BACKGROUNDThe following application concerns the removal of H2S from a water saturated CO₂ gas stream that was produced from an alkanolamine sweetener.
A natural gas plant located in the northwestern New Mexico, removes acid gas with alkanolamine absorption and regeneration. The resulting acid gas rejected in the regenerator vent contains over 99% CO₂ and as much as 150 ppm H2S. Reducing the H2S concentration to 10 ppm or less permits the gas to be discharged to the atmosphere.
- Gas Flow Rate 5 MMScfd
- Gas Composition 99 + %CO₂
- Pressure 17-21 psig
- Incoming H2S 150 ppm
- Outgoing H2S 0-7 ppm
- 0.035 to 0.040 gallons per ppm H2S per million Scf. 2.11 to 2.41 lbs. sulfur per gallon of product.
- Specially formulated Triazine is injected via an atomizer into a horizontal line just ahead of a static mixer in the rich amine feed to the regenerator. Before the CO₂ reaches the contact tower, the H2S concentration drops from 150 ppm to 40 ppm. The remaining H2S is removed in the regenerator.
- The contact tower is on liquid level control.

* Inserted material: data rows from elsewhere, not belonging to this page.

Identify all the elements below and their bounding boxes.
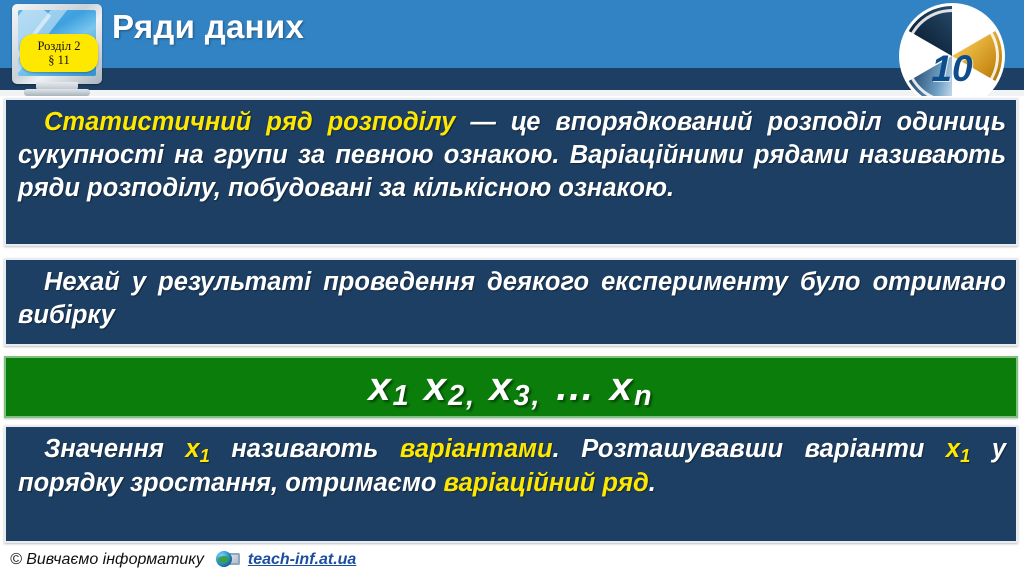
monitor-base <box>24 89 90 96</box>
slide-footer: © Вивчаємо інформатику teach-inf.at.ua <box>0 546 1024 574</box>
formula-sep1 <box>411 365 424 409</box>
formula-sub2: 2, <box>448 380 476 412</box>
logo-grade-number: 10 <box>902 6 1002 96</box>
definition-term: Статистичний ряд розподілу <box>44 108 455 136</box>
section-number: § 11 <box>48 53 69 67</box>
slide-header: Розділ 2 § 11 Ряди даних 10 <box>0 0 1024 96</box>
variants-x-2-sub: 1 <box>960 445 970 466</box>
formula-sub1: 1 <box>393 380 411 412</box>
page-title: Ряди даних <box>112 8 304 46</box>
formula-block: x1 x2, x3, … xn <box>4 356 1018 418</box>
statement-text: Нехай у результаті проведення деякого ек… <box>6 260 1016 338</box>
variants-x-1-sub: 1 <box>200 445 210 466</box>
formula-subn: n <box>634 380 654 412</box>
variants-term-1: варіантами <box>400 435 553 463</box>
variants-t3: . Розташувавши варіанти <box>553 435 946 463</box>
header-band <box>0 68 1024 90</box>
formula-sep2 <box>476 365 489 409</box>
sample-formula: x1 x2, x3, … xn <box>368 365 653 410</box>
footer-copyright: © Вивчаємо інформатику <box>10 551 204 569</box>
formula-x2: x <box>424 365 448 409</box>
statement-block: Нехай у результаті проведення деякого ек… <box>4 258 1018 346</box>
course-logo-icon: 10 <box>902 6 1002 96</box>
variants-t1: Значення <box>44 435 185 463</box>
globe-icon <box>216 551 232 567</box>
formula-ellipsis: … <box>542 365 610 409</box>
statement-body: Нехай у результаті проведення деякого ек… <box>18 268 1006 329</box>
formula-xn: x <box>610 365 634 409</box>
formula-x1: x <box>368 365 392 409</box>
header-divider <box>0 90 1024 96</box>
variants-t2: називають <box>210 435 400 463</box>
variants-text: Значення x1 називають варіантами. Розташ… <box>6 427 1016 506</box>
definition-text: Статистичний ряд розподілу — це впорядко… <box>6 100 1016 211</box>
monitor-icon: Розділ 2 § 11 <box>6 2 108 96</box>
variants-x-1: x <box>185 435 199 463</box>
chapter-badge: Розділ 2 § 11 <box>20 34 98 72</box>
definition-block: Статистичний ряд розподілу — це впорядко… <box>4 98 1018 246</box>
variants-t5: . <box>649 469 656 497</box>
footer-website-link[interactable]: teach-inf.at.ua <box>248 551 356 569</box>
globe-monitor-icon <box>216 550 240 570</box>
formula-sub3: 3, <box>513 380 541 412</box>
formula-x3: x <box>489 365 513 409</box>
variants-term-2: варіаційний ряд <box>444 469 649 497</box>
variants-block: Значення x1 називають варіантами. Розташ… <box>4 425 1018 543</box>
variants-x-2: x <box>946 435 960 463</box>
chapter-number: Розділ 2 <box>37 39 80 53</box>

- The 10 ppm permit H2S level is easily achieved and
the air discharged into the atmosphere.
- The spent Triazine is disposed of in permitted disposal wells.
This continuous system has produced substantial economic benefits for the customer.
- H2S level reduced so that air can be discharged into atmosphere using Triazine.